Because curiosity often leaves clues before purpose reveals itself. The activities that repeatedly pull your attention may be telling you something worth listening to.
This idea connects closely with When Your Career Quietly Becomes Your Identity. Sometimes we become so focused on the roles we’ve built that we stop noticing the interests trying to emerge alongside them.
The challenge isn’t necessarily abandoning what you’ve built, it’s making enough room to discover what still energises you.
A Different Question
For a long time, I thought the goal was to find fulfilment.
Now I’m not so sure.
Perhaps fulfilment isn’t something you discover all at once, maybe fulfilment emerges gradually when enough areas of life feel aligned. Meaningful work helps, but so do meaningful relationships, opportunities for growth and challenges that feel worth pursuing. None of those things need to be perfect, they simply need to point in roughly the same direction.
Not perfect.
Not complete.
Just aligned enough that life feels like it’s moving somewhere worthwhile, which is why I’ve started asking a different question.
Instead of:
“What should I achieve next?”
I find myself asking:
“What continues attracting my attention when nobody is asking me to pay attention to it?”

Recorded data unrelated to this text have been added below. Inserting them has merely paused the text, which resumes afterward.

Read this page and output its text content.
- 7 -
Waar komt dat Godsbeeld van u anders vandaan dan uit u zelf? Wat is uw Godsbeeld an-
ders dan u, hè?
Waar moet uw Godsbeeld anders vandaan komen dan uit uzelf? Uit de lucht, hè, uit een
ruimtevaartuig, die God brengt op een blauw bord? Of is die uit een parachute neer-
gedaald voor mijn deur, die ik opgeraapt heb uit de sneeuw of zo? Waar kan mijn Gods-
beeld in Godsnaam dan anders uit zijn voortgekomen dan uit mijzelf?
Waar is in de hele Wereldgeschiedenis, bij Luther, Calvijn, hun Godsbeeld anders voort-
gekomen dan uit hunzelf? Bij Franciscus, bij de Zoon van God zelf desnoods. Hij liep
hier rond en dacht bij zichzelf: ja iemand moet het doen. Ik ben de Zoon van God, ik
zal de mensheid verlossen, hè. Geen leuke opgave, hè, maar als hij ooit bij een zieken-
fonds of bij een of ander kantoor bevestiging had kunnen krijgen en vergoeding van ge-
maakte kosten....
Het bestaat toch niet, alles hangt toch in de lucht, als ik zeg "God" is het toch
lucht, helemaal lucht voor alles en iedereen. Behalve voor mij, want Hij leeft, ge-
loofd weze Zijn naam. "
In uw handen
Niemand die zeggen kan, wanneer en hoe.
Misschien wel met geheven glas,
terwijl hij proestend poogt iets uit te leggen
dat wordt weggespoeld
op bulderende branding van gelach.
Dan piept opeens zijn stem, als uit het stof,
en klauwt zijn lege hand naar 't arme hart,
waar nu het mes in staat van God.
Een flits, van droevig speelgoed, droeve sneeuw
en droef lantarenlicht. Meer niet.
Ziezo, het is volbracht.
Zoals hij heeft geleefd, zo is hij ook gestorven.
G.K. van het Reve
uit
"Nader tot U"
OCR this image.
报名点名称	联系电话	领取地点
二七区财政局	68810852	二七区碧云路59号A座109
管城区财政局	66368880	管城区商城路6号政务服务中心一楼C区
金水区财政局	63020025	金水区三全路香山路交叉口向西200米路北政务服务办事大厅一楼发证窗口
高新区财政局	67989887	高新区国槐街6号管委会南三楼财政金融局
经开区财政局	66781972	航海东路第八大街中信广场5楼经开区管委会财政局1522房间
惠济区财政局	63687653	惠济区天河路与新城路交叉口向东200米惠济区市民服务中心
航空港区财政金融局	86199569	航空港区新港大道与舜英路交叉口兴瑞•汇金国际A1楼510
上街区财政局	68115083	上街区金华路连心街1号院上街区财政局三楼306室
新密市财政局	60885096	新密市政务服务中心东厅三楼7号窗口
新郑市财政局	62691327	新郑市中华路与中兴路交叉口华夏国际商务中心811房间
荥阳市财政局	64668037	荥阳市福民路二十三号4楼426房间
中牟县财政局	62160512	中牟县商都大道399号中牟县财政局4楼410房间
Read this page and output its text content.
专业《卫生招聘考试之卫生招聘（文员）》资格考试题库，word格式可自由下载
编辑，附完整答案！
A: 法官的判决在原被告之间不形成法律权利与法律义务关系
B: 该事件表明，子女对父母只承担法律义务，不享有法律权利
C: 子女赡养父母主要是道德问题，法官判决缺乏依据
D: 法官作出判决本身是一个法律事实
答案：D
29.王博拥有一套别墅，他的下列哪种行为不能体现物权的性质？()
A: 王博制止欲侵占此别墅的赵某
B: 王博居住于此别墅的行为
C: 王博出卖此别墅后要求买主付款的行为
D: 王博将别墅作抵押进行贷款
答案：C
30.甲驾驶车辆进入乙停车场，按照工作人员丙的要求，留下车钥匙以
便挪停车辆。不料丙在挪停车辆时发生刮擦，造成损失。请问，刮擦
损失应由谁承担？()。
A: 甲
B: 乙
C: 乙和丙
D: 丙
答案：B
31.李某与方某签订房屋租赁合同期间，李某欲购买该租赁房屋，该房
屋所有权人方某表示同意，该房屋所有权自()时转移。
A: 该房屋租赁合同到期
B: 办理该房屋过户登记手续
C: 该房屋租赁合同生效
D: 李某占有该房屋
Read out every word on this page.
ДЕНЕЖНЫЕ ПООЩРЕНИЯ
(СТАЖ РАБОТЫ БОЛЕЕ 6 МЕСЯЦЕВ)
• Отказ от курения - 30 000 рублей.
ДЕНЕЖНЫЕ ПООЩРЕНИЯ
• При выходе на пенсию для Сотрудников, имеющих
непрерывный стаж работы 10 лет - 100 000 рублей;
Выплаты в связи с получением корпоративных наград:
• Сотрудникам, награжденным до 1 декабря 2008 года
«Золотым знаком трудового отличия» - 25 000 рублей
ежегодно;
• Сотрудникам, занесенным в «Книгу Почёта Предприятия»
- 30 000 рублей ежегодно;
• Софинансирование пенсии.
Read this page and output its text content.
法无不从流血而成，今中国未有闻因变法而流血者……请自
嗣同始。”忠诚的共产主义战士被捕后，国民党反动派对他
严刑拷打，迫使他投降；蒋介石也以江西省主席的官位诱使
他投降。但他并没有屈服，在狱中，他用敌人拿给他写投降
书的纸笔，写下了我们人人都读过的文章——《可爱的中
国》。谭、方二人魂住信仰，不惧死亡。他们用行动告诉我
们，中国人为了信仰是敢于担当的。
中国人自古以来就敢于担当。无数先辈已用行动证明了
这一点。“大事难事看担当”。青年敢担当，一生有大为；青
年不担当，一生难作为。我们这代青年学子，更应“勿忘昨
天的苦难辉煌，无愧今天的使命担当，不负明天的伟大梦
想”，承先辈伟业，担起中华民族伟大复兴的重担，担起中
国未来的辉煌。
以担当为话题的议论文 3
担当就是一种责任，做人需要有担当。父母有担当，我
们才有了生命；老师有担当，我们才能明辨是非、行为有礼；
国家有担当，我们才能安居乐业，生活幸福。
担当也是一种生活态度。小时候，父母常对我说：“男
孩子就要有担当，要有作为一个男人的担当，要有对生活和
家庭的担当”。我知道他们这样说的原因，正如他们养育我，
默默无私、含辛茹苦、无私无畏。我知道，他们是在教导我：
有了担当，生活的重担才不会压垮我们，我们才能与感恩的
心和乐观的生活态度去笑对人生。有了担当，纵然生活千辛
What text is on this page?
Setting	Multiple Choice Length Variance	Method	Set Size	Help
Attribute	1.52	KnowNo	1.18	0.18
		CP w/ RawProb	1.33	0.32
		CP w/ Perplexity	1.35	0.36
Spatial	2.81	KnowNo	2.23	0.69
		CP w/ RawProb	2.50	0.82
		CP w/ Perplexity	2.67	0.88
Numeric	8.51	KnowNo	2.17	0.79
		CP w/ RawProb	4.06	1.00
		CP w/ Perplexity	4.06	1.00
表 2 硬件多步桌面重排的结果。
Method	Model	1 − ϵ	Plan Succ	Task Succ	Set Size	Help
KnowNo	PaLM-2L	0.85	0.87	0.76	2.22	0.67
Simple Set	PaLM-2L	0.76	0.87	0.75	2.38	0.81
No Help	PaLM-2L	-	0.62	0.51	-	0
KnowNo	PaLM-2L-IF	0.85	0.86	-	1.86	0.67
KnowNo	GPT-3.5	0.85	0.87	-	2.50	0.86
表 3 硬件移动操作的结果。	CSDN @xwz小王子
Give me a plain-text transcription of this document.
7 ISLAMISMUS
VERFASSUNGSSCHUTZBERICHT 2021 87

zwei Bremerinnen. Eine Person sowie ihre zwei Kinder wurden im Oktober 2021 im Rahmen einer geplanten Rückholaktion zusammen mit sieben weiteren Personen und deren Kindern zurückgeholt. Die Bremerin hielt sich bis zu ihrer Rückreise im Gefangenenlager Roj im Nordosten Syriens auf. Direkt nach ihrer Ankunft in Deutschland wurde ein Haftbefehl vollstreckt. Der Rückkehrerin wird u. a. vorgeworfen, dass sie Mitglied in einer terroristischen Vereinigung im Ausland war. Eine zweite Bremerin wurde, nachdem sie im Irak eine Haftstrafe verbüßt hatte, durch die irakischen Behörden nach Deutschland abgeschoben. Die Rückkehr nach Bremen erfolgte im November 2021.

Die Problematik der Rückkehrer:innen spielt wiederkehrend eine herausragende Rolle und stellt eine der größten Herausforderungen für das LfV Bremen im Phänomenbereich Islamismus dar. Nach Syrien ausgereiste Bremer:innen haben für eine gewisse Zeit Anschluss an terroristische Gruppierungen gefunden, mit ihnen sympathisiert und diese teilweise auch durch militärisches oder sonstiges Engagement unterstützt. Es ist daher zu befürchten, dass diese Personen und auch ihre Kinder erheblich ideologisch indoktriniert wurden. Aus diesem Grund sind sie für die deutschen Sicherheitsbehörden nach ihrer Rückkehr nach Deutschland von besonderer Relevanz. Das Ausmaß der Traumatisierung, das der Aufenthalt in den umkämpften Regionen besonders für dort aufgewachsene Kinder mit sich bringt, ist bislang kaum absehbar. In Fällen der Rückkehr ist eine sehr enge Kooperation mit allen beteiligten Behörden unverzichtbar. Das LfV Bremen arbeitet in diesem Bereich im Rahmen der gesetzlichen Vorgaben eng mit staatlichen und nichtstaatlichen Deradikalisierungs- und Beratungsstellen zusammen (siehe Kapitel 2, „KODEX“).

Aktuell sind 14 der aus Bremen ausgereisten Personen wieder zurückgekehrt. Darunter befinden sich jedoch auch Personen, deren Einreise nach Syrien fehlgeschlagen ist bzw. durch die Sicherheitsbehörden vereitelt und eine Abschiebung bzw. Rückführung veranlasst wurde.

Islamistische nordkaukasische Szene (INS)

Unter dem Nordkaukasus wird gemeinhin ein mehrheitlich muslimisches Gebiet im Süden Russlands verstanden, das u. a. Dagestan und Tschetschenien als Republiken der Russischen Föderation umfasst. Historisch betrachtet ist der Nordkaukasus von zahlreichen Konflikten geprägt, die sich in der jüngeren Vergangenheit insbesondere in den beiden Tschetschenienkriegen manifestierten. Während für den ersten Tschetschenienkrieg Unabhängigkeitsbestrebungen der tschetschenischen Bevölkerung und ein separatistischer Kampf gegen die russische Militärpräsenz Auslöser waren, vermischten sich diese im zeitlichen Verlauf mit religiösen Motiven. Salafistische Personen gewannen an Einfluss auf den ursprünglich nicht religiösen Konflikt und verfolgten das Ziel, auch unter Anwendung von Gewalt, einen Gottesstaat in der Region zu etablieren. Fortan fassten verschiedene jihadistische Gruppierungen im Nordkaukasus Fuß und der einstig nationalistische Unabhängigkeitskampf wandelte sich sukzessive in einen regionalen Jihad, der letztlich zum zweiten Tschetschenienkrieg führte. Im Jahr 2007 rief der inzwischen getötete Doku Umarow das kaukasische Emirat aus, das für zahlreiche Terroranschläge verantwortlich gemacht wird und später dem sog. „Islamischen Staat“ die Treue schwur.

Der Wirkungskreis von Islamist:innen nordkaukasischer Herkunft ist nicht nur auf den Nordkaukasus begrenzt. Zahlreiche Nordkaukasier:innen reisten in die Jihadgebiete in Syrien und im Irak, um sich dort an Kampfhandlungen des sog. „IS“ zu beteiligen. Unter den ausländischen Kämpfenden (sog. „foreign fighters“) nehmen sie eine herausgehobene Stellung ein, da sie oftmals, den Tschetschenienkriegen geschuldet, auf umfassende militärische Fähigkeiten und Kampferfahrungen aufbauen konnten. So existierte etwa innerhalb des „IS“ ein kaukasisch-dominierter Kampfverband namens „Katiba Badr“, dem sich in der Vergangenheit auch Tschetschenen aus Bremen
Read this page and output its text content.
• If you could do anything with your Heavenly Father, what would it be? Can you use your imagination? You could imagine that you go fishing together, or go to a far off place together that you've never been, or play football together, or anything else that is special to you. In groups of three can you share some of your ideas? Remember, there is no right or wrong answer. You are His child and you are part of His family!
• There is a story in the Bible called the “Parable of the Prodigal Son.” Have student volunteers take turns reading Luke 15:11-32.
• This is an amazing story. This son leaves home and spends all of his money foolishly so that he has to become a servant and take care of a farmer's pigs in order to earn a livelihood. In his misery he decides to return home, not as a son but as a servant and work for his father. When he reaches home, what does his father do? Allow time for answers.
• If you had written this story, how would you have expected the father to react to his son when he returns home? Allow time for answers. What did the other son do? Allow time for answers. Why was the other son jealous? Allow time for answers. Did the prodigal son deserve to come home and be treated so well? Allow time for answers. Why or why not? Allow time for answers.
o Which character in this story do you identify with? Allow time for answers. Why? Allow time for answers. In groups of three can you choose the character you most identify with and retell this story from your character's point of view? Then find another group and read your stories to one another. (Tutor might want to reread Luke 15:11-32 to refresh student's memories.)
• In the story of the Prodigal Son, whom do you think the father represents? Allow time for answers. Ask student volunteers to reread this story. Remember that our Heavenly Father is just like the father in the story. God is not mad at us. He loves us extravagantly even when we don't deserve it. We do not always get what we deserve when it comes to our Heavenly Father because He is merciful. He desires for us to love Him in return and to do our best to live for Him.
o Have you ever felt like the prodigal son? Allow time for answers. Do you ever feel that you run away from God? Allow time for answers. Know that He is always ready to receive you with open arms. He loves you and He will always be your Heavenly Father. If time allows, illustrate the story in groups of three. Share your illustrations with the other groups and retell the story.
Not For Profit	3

The answer isn’t always clear, but if often contains more useful information than another goal ever could.
A Few Questions Worth Sitting With
If life feels stable but slightly directionless, it may be worth asking yourself a few quieter questions.
What part of my life currently gives me energy rather than simply requiring it?
What am I maintaining because it matters, and what am I maintaining because I have not stopped to question it?
What interests keep returning, even when they are not practical or immediately useful?
Who do I feel most like myself around?
What would I be curious to explore if I did not need to turn it into a major life decision straight away?
None of these questions require an immediate answer. Sometimes direction begins by noticing what continues to pull your attention, rather than forcing yourself to choose a new destination.
Final Thought
If you’ve ever looked around at a life that appears successful on paper and wondered why it feels flatter than expected, you’re probably not alone.
Many people reach a stage where the obvious problems have been solved, yet something still feels missing.
That doesn’t necessarily mean you’ve failed, nor does it mean you need to make dramatic changes.
Sometimes it simply means the goals that carried you this far are no longer enough to pull you forward.
And that’s not a crisis …. It’s an invitation.
An invitation to become curious again because direction often returns before certainty does.
And sometimes that small shift is enough to start moving forward once more.